Producimos más y más suciedad

La producción de energía sucia aumentó a 68.2%.

Raúl Cremoux

Raúl Cremoux

Otros ángulos

El encabezado bien pudiera sugerir una referencia a la situación en que se desarrolla la política electoral con un sinfín de irregularidades y faltas inauditas a la forma en que se violan los postulados que no son respetados. Tampoco tiene el propósito de airear el desaseo con el que se trata a los migrantes provenientes del sur del continente.

La cabeza de este texto sí es un referente a un hecho que no sólo afecta a la población mexicana, sino también a la que puebla el planeta. Veamos, mientras que en numerosos países se busca bajar la contaminación que contribuye al nocivo cambio climático, el principal motor energético del país ignora esos esfuerzos y continúa en forma ascendente a contribuir con una de las amenazas más fuertes y comprobadas en contra de todo tipo de vida humana, animal y vegetal. Incluso modificando el panorama pétreo y sólido del mundo.

A manera de ejemplo, los suizos toman videos constantes del derretimiento de sus montañas nevadas y sus ya escasos glaciares para poder mostrarlo en el futuro a las nuevas generaciones.
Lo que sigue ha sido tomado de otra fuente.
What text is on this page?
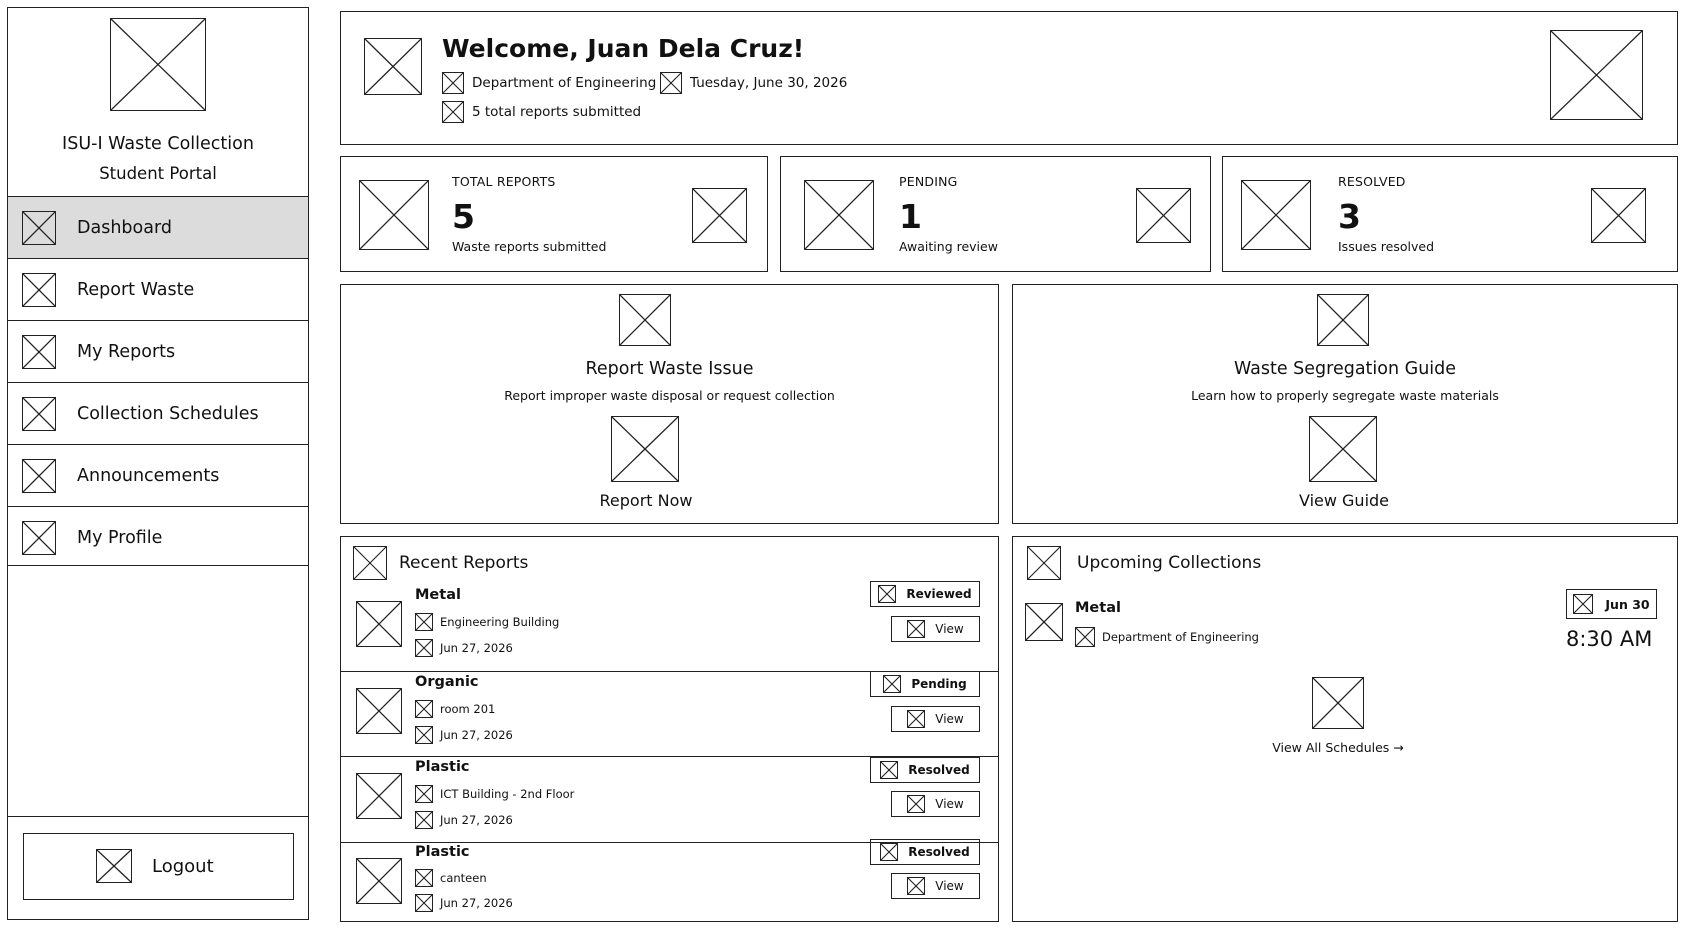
ISU-I Waste Collection
Student Portal
Dashboard
Report Waste
My Reports
Collection Schedules
Announcements
My Profile
Logout
Welcome, Juan Dela Cruz!
Department of Engineering Tuesday, June 30, 2026
5 total reports submitted
TOTAL REPORTS
5
Waste reports submitted
PENDING
1
Awaiting review
RESOLVED
3
Issues resolved
Report Waste Issue
Report improper waste disposal or request collection
Report Now
Waste Segregation Guide
Learn how to properly segregate waste materials
View Guide
Recent Reports
Metal
Engineering Building
Jun 27, 2026
Reviewed
View
Organic
room 201
Jun 27, 2026
Pending
View
Plastic
ICT Building - 2nd Floor
Jun 27, 2026
Resolved
View
Plastic
canteen
Jun 27, 2026
Resolved
View
Upcoming Collections
Metal
Department of Engineering
Jun 30
8:30 AM
View All Schedules →
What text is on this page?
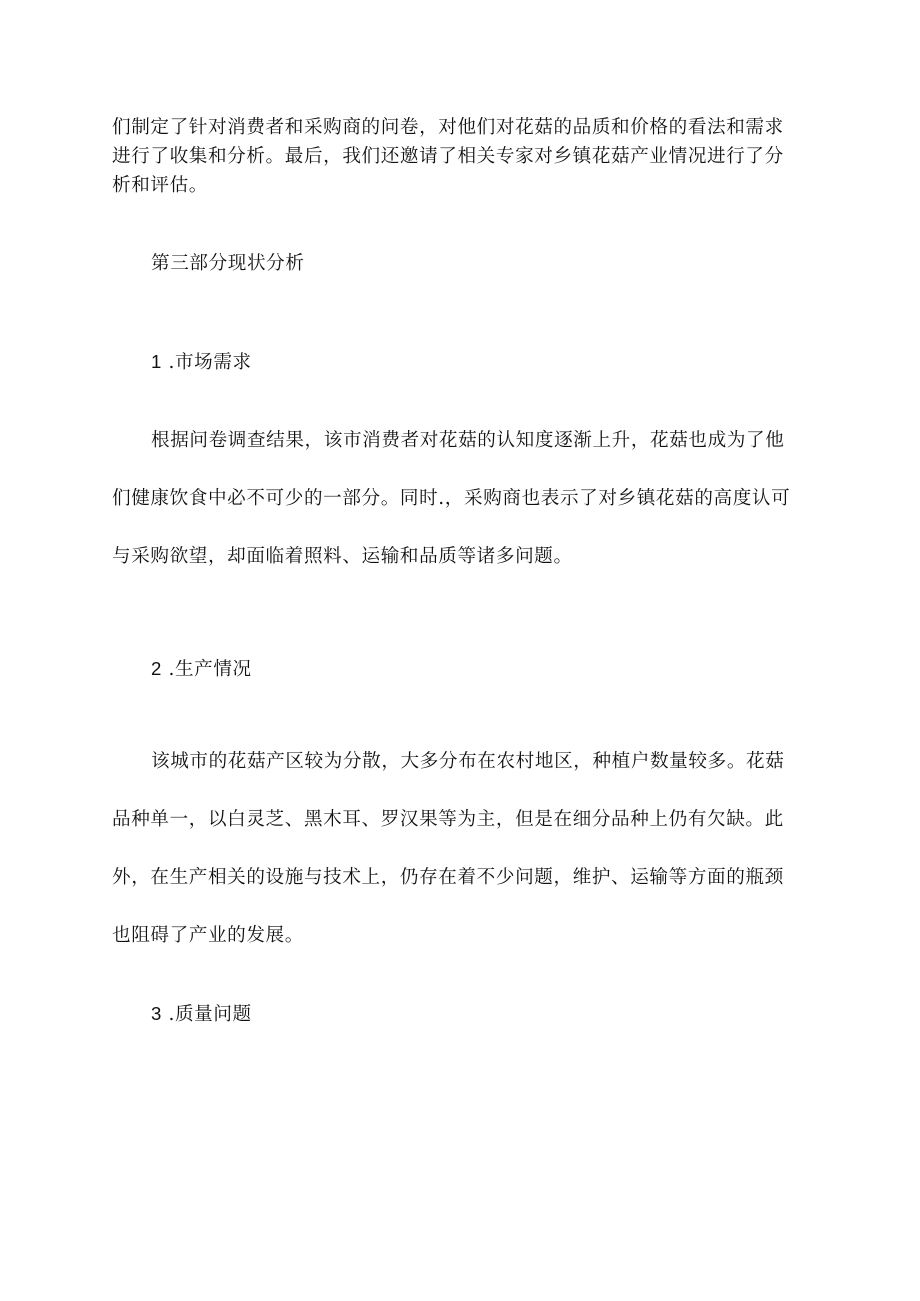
们制定了针对消费者和采购商的问卷，对他们对花菇的品质和价格的看法和需求
进行了收集和分析。最后，我们还邀请了相关专家对乡镇花菇产业情况进行了分
析和评估。

第三部分现状分析

1 .市场需求

根据问卷调查结果，该市消费者对花菇的认知度逐渐上升，花菇也成为了他
们健康饮食中必不可少的一部分。同时.，采购商也表示了对乡镇花菇的高度认可
与采购欲望，却面临着照料、运输和品质等诸多问题。

2 .生产情况

该城市的花菇产区较为分散，大多分布在农村地区，种植户数量较多。花菇
品种单一，以白灵芝、黑木耳、罗汉果等为主，但是在细分品种上仍有欠缺。此
外，在生产相关的设施与技术上，仍存在着不少问题，维护、运输等方面的瓶颈
也阻碍了产业的发展。

3 .质量问题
Saben bien los perjuicios que esto tiene en diversos ámbitos; ya les afecta en la disminución del turismo, que cada vez es menor debido a que disminuyen las pistas de hielo.

Este fenómeno tiene amplias repercusiones en la vida marítima con los nuevos caudales de agua dulce que vienen de los polos, norte y sur, y muy especialmente de Groenlandia, Islandia y la cordillera del Himalaya. Los ríos cada vez tienen menos agua y los pastizales están secándose con rapidez inusitada.
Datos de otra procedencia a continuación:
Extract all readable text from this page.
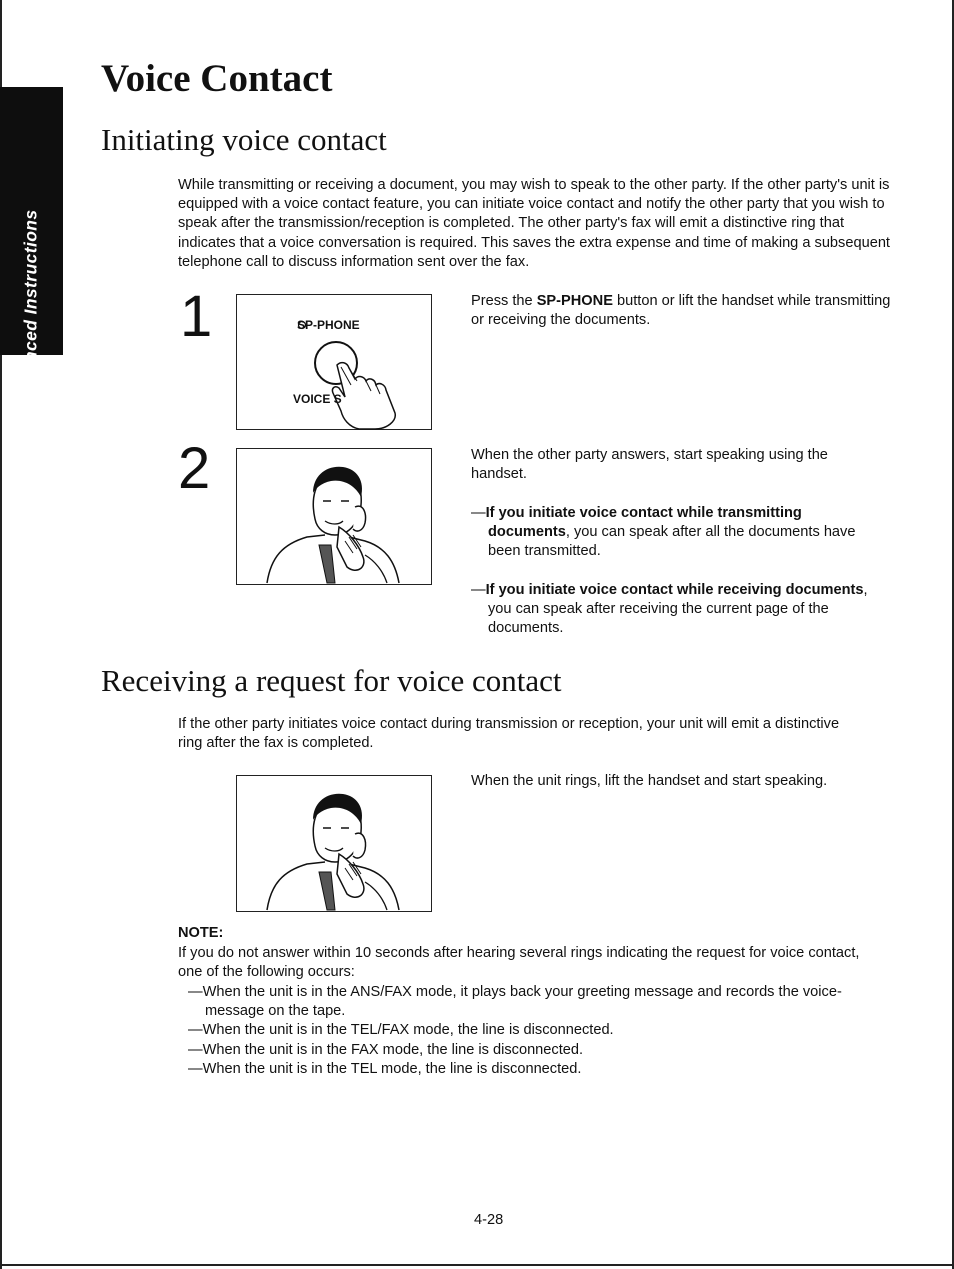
Advanced Instructions
Voice Contact
Initiating voice contact

While transmitting or receiving a document, you may wish to speak to the other party. If the other party's unit is equipped with a voice contact feature, you can initiate voice contact and notify the other party that you wish to speak after the transmission/reception is completed. The other party's fax will emit a distinctive ring that indicates that a voice conversation is required. This saves the extra expense and time of making a subsequent telephone call to discuss information sent over the fax.

1	SP-PHONE
VOICE S

Press the SP-PHONE button or lift the handset while transmitting or receiving the documents.

2	When the other party answers, start speaking using the handset.

—If you initiate voice contact while transmitting documents, you can speak after all the documents have been transmitted.

—If you initiate voice contact while receiving documents, you can speak after receiving the current page of the documents.

Receiving a request for voice contact

If the other party initiates voice contact during transmission or reception, your unit will emit a distinctive ring after the fax is completed.

When the unit rings, lift the handset and start speaking.

NOTE:

If you do not answer within 10 seconds after hearing several rings indicating the request for voice contact, one of the following occurs:

—When the unit is in the ANS/FAX mode, it plays back your greeting message and records the voice-message on the tape.
—When the unit is in the TEL/FAX mode, the line is disconnected.
—When the unit is in the FAX mode, the line is disconnected.
—When the unit is in the TEL mode, the line is disconnected.
4-28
Por ello, la Organización Meteorológica Mundial y el Servicio de Cambio Climático Copernicus, de la Unión Europea, lanzan serias advertencias sobre la descomposición que está ocurriendo frente a nuestras narices, sin que se haga lo necesario para frenar esa transformación global.

¿Qué hacemos nosotros mexicanos para contribuir a detener esa nociva y temeraria destrucción? No solamente hacemos nada, sino todo lo contrario. La CFE (Comisión Federal de Electricidad), hasta el día de hoy el mayor productor y, en muchos casos, único fabricante de energía, ha incrementado en 14.7% su generación con combustibles sucios (carbón, gas, combustóleo, diésel y derivados incluyendo cartón) al punto que la Sener (Secretaría de Energía) indica en su quinto informe de labores, que esa forma de generar energía aumentó en sólo un año, 14%. El documento confirma que el uso tecnológico está basado en el aumento de combustibles sólidos, justo lo que tanto daño provoca a nuestra casa mutua, el planeta.

Si ya se producía energía sucia en 63.4% el año pasado, ahora aumentó a 68.2%. En contraste brutal, la energía eólica, de suyo considerada como limpia, tuvo una reducción de 10.9% durante el mismo lapso.

¿Cómo es posible que esto ocurra?, ¿en qué cabeza se da esta aberración? La respuesta no es simplista, es contundente: no existe un compromiso serio y sostenido por parte del gobierno federal para sumarse al esfuerzo de incorporar energías limpias y renovables. Lo fácil es continuar con lo mismo de hace un par de siglos, allá en el pasado, con energías sucias, eso sí muy útiles para la demagogia de que el petróleo es nuestro.